When my mom taught me to cook, that was her motto - "hey put good things in, you get get good things out."



Works for beer too.



Good luck and enjoy.


I believe the "S" actually stands for "special" and is generally a lower ABV. A "strong bitter" is another category.
 
It may be just me, and my opinion and opinions of few others.. There shouldn't be crystal malt, there should only be minute amounts of roast malt. There shouldn't be anything toasted in a ESB and most nowadays have a newer American hop variety hop bursted.

Others may think crystal is worth it, I think you want a dryer finish in an ESB. Crystal will add the wrong kind of flavor. Also you want to use KMeta or NaMeta.

I use .25lb of special B for mine and I love it. It's a little bit of roast and plummy mild sweetness but only enough for a small contribution.

I think 1.25 lbs as listed (of regular crystal) is too much as well. Half a pound at most I would say for 5 gallons.
 
ESB is a beer by Fullers' that in Britain we class as a strong bitter. Special / best / premium bitters are a tad weaker at below 5% usually.

Edit:

Also, remember than when ESB was launched in 1971 it would have been a very strong beer compared to pretty much all the commercial beers of the period. British beer was strong until WWI, but it never recovered (until fairly recently).

Just for comparison, check the ABV of the Whitbread lineup of 1960:
http://barclayperkins.blogspot.co.uk/2017/01/whitbread-beers-in-1960.html

The bitter (PA) is 3.5%, the mild (Best Ale) is 2.7%, and the brown ale is 3.3%. The strong ale, KKKK is 4.7% abv. So a beer like Fuller's ESB coming in above 5% would have been a bit of a shocker.

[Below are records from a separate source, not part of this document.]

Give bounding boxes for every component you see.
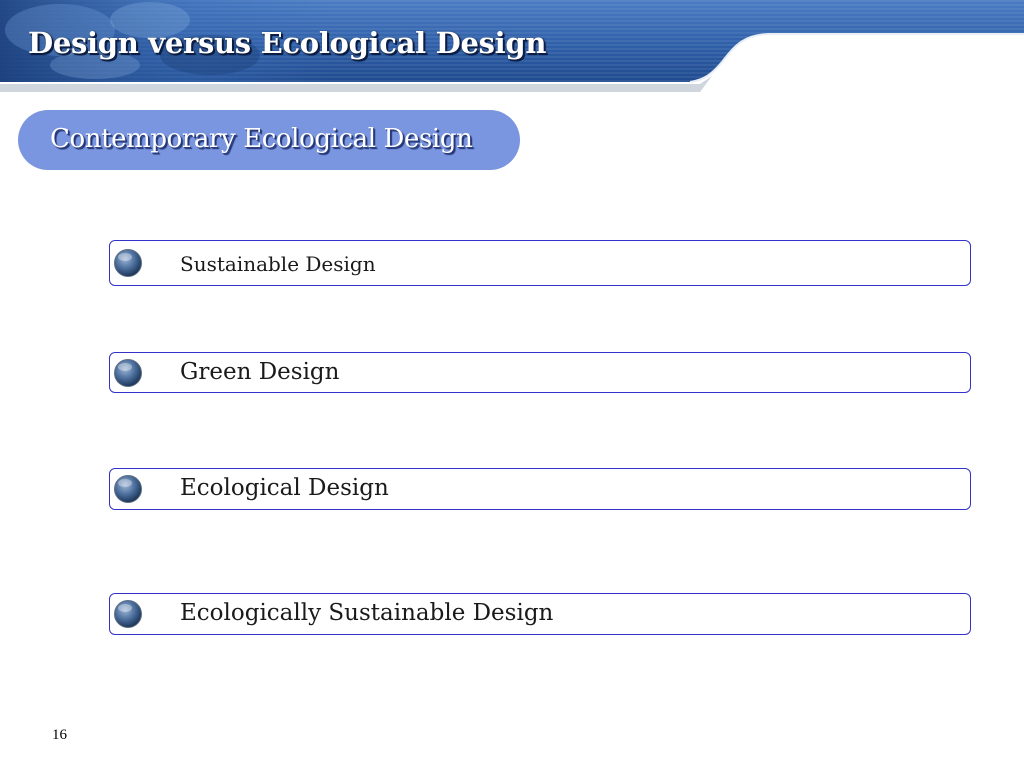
section-title: Contemporary Ecological Design	[50, 124, 473, 154]
page-number: 16	[52, 727, 67, 743]
glossy-blue-sphere-icon	[114, 600, 142, 628]
glossy-blue-sphere-icon	[114, 359, 142, 387]
item-label: Green Design	[180, 359, 340, 385]
list-item: Green Design	[109, 352, 971, 393]
glossy-blue-sphere-icon	[114, 249, 142, 277]
glossy-blue-sphere-icon	[114, 475, 142, 503]
list-item: Ecological Design	[109, 468, 971, 510]
item-label: Sustainable Design	[180, 252, 376, 276]
item-label: Ecological Design	[180, 475, 389, 501]
slide-title: Design versus Ecological Design	[28, 26, 547, 60]
header-banner: Design versus Ecological Design	[0, 0, 1024, 92]
section-pill: Contemporary Ecological Design	[18, 110, 520, 170]
item-label: Ecologically Sustainable Design	[180, 600, 554, 626]
list-item: Sustainable Design	[109, 240, 971, 286]
list-item: Ecologically Sustainable Design	[109, 593, 971, 635]
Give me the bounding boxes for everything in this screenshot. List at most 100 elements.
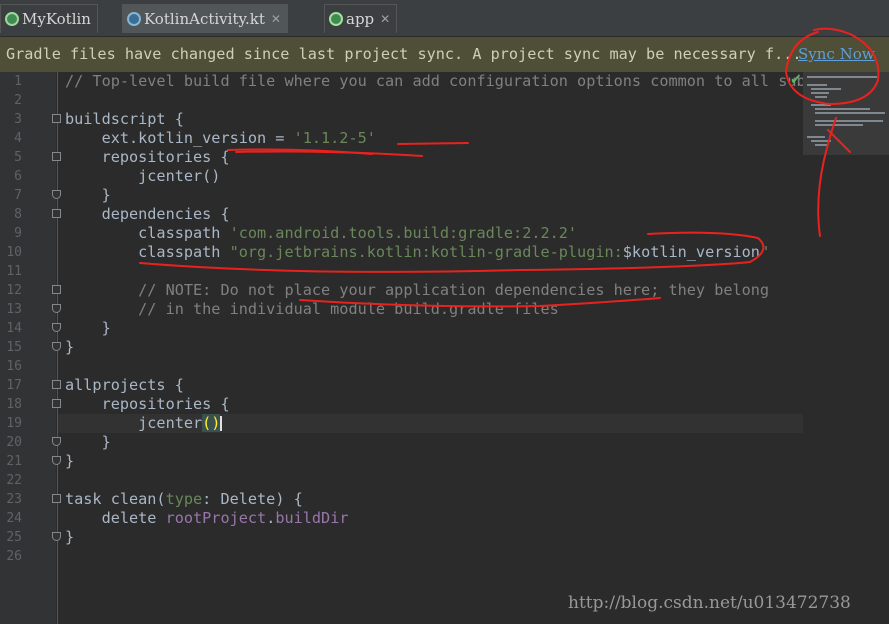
tab-label: MyKotlin <box>22 10 91 28</box>
line-number: 8 <box>14 207 22 222</box>
minimap-line <box>815 96 827 98</box>
gradle-classpath-string: 'com.android.tools.build:gradle:2.2.2' <box>229 224 578 242</box>
code-line-21: } <box>65 452 75 470</box>
fold-icon[interactable] <box>52 456 61 465</box>
code-line-10: classpath "org.jetbrains.kotlin:kotlin-g… <box>65 243 769 262</box>
fold-icon[interactable] <box>52 285 61 294</box>
minimap-line <box>815 108 870 110</box>
line-number: 11 <box>6 264 22 279</box>
line-number: 10 <box>6 245 22 260</box>
minimap-line <box>807 84 827 86</box>
fold-icon[interactable] <box>52 532 61 541</box>
fold-icon[interactable] <box>52 304 61 313</box>
close-icon[interactable]: ✕ <box>380 12 390 26</box>
line-number: 7 <box>14 188 22 203</box>
editor-tab-bar: MyKotlin KotlinActivity.kt ✕ app ✕ <box>0 0 889 37</box>
line-number: 1 <box>14 74 22 89</box>
code-token: buildDir <box>275 509 349 527</box>
kotlin-plugin-string: "org.jetbrains.kotlin:kotlin-gradle-plug… <box>229 243 623 261</box>
fold-icon[interactable] <box>52 114 61 123</box>
code-token: task clean( <box>65 490 166 508</box>
gradle-sync-notification: Gradle files have changed since last pro… <box>0 37 889 72</box>
code-line-6: jcenter() <box>65 167 221 185</box>
code-line-17: allprojects { <box>65 376 184 394</box>
fold-icon[interactable] <box>52 209 61 218</box>
fold-icon[interactable] <box>52 399 61 408</box>
line-number: 4 <box>14 131 22 146</box>
fold-icon[interactable] <box>52 437 61 446</box>
minimap-line <box>815 144 827 146</box>
code-token: ext.kotlin_version = <box>65 129 294 147</box>
line-number: 19 <box>6 416 22 431</box>
code-token: $kotlin_version <box>622 243 760 261</box>
tab-label: app <box>346 10 375 28</box>
fold-icon[interactable] <box>52 323 61 332</box>
matched-brace: () <box>202 414 221 432</box>
code-line-19: jcenter() <box>65 414 223 433</box>
kotlin-version-string: '1.1.2-5' <box>293 129 376 147</box>
code-token: jcenter <box>65 414 203 432</box>
line-number: 14 <box>6 321 22 336</box>
minimap-line <box>815 112 885 114</box>
line-number: 26 <box>6 549 22 564</box>
line-number: 3 <box>14 112 22 127</box>
minimap-line <box>807 76 877 78</box>
line-number: 23 <box>6 492 22 507</box>
code-line-13: // in the individual module build.gradle… <box>65 300 559 318</box>
check-icon: ✔ <box>790 72 802 88</box>
watermark: http://blog.csdn.net/u013472738 <box>568 593 851 613</box>
code-line-25: } <box>65 528 75 546</box>
fold-icon[interactable] <box>52 190 61 199</box>
minimap-line <box>815 120 883 122</box>
minimap-line <box>807 136 825 138</box>
fold-icon[interactable] <box>52 380 61 389</box>
minimap-line <box>811 88 841 90</box>
minimap-line <box>811 140 831 142</box>
line-number: 25 <box>6 530 22 545</box>
code-token: classpath <box>65 243 230 261</box>
line-number: 12 <box>6 283 22 298</box>
fold-icon[interactable] <box>52 494 61 503</box>
fold-icon[interactable] <box>52 152 61 161</box>
line-number: 9 <box>14 226 22 241</box>
code-line-4: ext.kotlin_version = '1.1.2-5' <box>65 129 376 148</box>
line-number: 13 <box>6 302 22 317</box>
line-number: 20 <box>6 435 22 450</box>
code-line-7: } <box>65 186 111 204</box>
line-number: 18 <box>6 397 22 412</box>
line-number: 5 <box>14 150 22 165</box>
gradle-file-icon <box>329 12 343 26</box>
line-number: 17 <box>6 378 22 393</box>
code-line-9: classpath 'com.android.tools.build:gradl… <box>65 224 577 243</box>
line-number: 16 <box>6 359 22 374</box>
fold-icon[interactable] <box>52 342 61 351</box>
code-token: classpath <box>65 224 230 242</box>
kotlin-module-icon <box>5 12 19 26</box>
tab-kotlinactivity[interactable]: KotlinActivity.kt ✕ <box>122 4 288 33</box>
text-caret <box>220 416 223 431</box>
line-number: 6 <box>14 169 22 184</box>
code-line-23: task clean(type: Delete) { <box>65 490 303 509</box>
code-token: . <box>266 509 276 527</box>
tab-app[interactable]: app ✕ <box>324 4 398 33</box>
tab-label: KotlinActivity.kt <box>144 10 265 28</box>
code-line-5: repositories { <box>65 148 230 166</box>
sync-now-link[interactable]: Sync Now <box>798 37 875 72</box>
line-number: 21 <box>6 454 22 469</box>
close-icon[interactable]: ✕ <box>271 12 281 26</box>
code-minimap[interactable] <box>803 72 889 155</box>
code-line-14: } <box>65 319 111 337</box>
notification-text: Gradle files have changed since last pro… <box>6 45 802 63</box>
code-line-1: // Top-level build file where you can ad… <box>65 72 806 90</box>
code-line-18: repositories { <box>65 395 230 413</box>
code-line-8: dependencies { <box>65 205 230 223</box>
code-editor[interactable]: 1 2 3 4 5 6 7 8 9 10 11 12 13 14 15 16 17 18 19 20 21 22 23 24 2… <box>0 72 889 624</box>
code-token: " <box>759 243 770 261</box>
line-number: 15 <box>6 340 22 355</box>
code-token: : Delete) { <box>202 490 303 508</box>
line-number: 2 <box>14 93 22 108</box>
tab-mykotlin[interactable]: MyKotlin <box>0 4 98 33</box>
kotlin-file-icon <box>127 12 141 26</box>
line-number: 22 <box>6 473 22 488</box>
minimap-line <box>811 92 829 94</box>
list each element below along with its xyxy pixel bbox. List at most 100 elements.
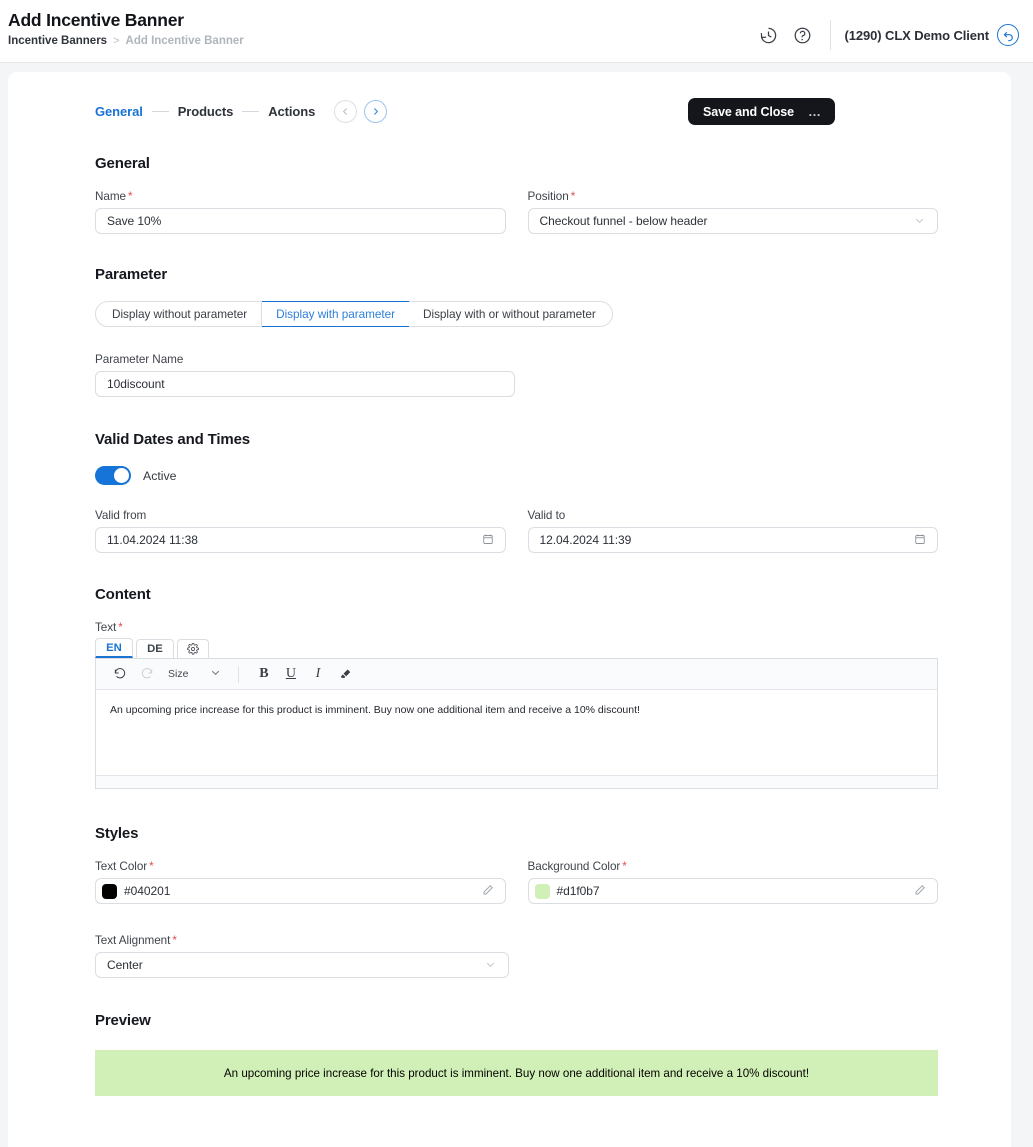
breadcrumb: Incentive Banners > Add Incentive Banner [8,34,244,48]
form-card: General Products Actions Save and Close … [8,72,1011,1147]
active-toggle-label: Active [143,468,177,483]
italic-button[interactable]: I [304,661,331,688]
required-marker: * [172,934,177,947]
breadcrumb-parent-link[interactable]: Incentive Banners [8,34,107,48]
text-color-value: #040201 [124,884,171,898]
eraser-icon[interactable] [331,661,358,688]
form-inner: General Products Actions Save and Close … [8,98,938,1096]
breadcrumb-current: Add Incentive Banner [125,35,244,47]
name-input[interactable]: Save 10% [95,208,506,234]
bold-button[interactable]: B [250,661,277,688]
tab-language-en[interactable]: EN [95,638,133,658]
more-actions-icon[interactable]: … [808,104,822,119]
pencil-icon[interactable] [482,884,494,899]
parameter-name-input[interactable]: 10discount [95,371,515,397]
redo-icon[interactable] [133,661,160,688]
chevron-right-icon[interactable] [364,100,388,123]
top-header-bar: Add Incentive Banner Incentive Banners >… [0,0,1033,63]
text-label-text: Text [95,621,117,634]
banner-preview-text: An upcoming price increase for this prod… [223,1066,810,1080]
segment-display-with-or-without-parameter[interactable]: Display with or without parameter [409,301,613,327]
styles-section-title: Styles [95,825,139,842]
valid-to-value: 12.04.2024 11:39 [539,533,632,547]
undo-icon[interactable] [106,661,133,688]
chevron-left-icon[interactable] [334,100,358,123]
background-color-input[interactable]: #d1f0b7 [527,878,938,904]
name-label: Name * [95,190,506,203]
underline-button[interactable]: U [277,661,304,688]
valid-from-label: Valid from [95,509,147,522]
text-alignment-select[interactable]: Center [95,952,509,978]
required-marker: * [127,190,133,203]
parameter-name-value: 10discount [107,377,165,391]
gear-icon[interactable] [177,639,209,658]
name-label-text: Name [95,190,126,203]
background-color-swatch [534,883,550,899]
text-alignment-group: Text Alignment * Center [95,934,509,978]
save-and-close-button[interactable]: Save and Close … [687,98,835,125]
wizard-nav-buttons [334,100,388,123]
tab-actions[interactable]: Actions [268,104,315,119]
tab-language-de[interactable]: DE [136,639,174,658]
calendar-icon[interactable] [914,533,926,548]
valid-to-input[interactable]: 12.04.2024 11:39 [527,527,938,553]
header-actions: (1290) CLX Demo Client [752,9,1019,52]
valid-from-value: 11.04.2024 11:38 [107,533,198,547]
background-color-label: Background Color * [528,860,939,873]
position-select[interactable]: Checkout funnel - below header [527,208,938,234]
undo-arrow-icon[interactable] [997,24,1019,46]
language-tabs: EN DE [95,638,938,658]
text-label: Text * [95,621,938,634]
active-toggle[interactable] [95,466,131,485]
page-title: Add Incentive Banner [8,10,184,30]
font-size-dropdown[interactable]: Size [160,667,227,681]
parameter-name-group: Parameter Name 10discount [95,353,515,397]
text-alignment-label-text: Text Alignment [95,934,171,947]
required-marker: * [118,621,123,634]
chevron-down-icon [210,667,221,681]
segment-display-with-parameter[interactable]: Display with parameter [262,301,410,327]
chevron-down-icon [485,959,497,972]
background-color-label-text: Background Color [527,860,621,873]
position-field-group: Position * Checkout funnel - below header [527,190,939,234]
clock-history-icon[interactable] [752,18,786,52]
bold-label: B [259,666,269,681]
save-button-label: Save and Close [702,104,794,119]
header-title-block: Add Incentive Banner Incentive Banners >… [8,9,244,48]
background-color-value: #d1f0b7 [556,884,600,898]
valid-from-group: Valid from 11.04.2024 11:38 [95,509,506,553]
rich-text-editor: Size B U I An upcoming price increase fo… [95,658,938,789]
general-fields-row: Name * Save 10% Position * Checkout funnel… [95,190,938,234]
valid-to-label: Valid to [527,509,566,522]
preview-section-title: Preview [95,1012,151,1029]
segment-display-without-parameter[interactable]: Display without parameter [95,301,263,327]
help-circle-icon[interactable] [786,18,820,52]
step-divider [242,111,260,112]
styles-colors-row: Text Color * #040201 Background Color * #d… [95,860,938,904]
text-color-label: Text Color * [95,860,506,873]
required-marker: * [570,190,576,203]
name-input-value: Save 10% [107,214,162,228]
text-color-label-text: Text Color [95,860,148,873]
position-label: Position * [528,190,939,203]
page-body: General Products Actions Save and Close … [0,63,1033,1147]
general-section-title: General [95,155,150,172]
tab-general[interactable]: General [95,104,143,119]
toggle-knob [114,468,129,483]
header-divider [829,20,831,50]
pencil-icon[interactable] [914,884,926,899]
text-color-swatch [102,883,117,899]
parameter-mode-segmented-control: Display without parameter Display with p… [95,301,938,327]
background-color-group: Background Color * #d1f0b7 [527,860,939,904]
banner-preview: An upcoming price increase for this prod… [95,1050,938,1096]
required-marker: * [149,860,154,873]
text-color-input[interactable]: #040201 [95,878,506,904]
valid-from-input[interactable]: 11.04.2024 11:38 [95,527,506,553]
editor-toolbar: Size B U I [96,659,937,690]
tab-products[interactable]: Products [178,104,234,119]
step-divider [151,111,169,112]
editor-content[interactable]: An upcoming price increase for this prod… [96,690,937,775]
text-alignment-value: Center [107,958,143,972]
breadcrumb-separator-icon: > [113,35,120,47]
calendar-icon[interactable] [482,533,494,548]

Fullers does (roughly) fit with the expected sequence of beers, their main lineup of bitters is:
- Chiswick Bitter. 3.5%, launched in the 1930s. "Ordinary bitter".
- London Pride. 4.1%, launched in the 1950s. "Premium / special bitter".
- ESB. 5.5%, launched in 1971. "Strong bitter".

They do also brew other bitters, like the old Gale's HSB after buying the brewery. That is a special bitter at 4.8%.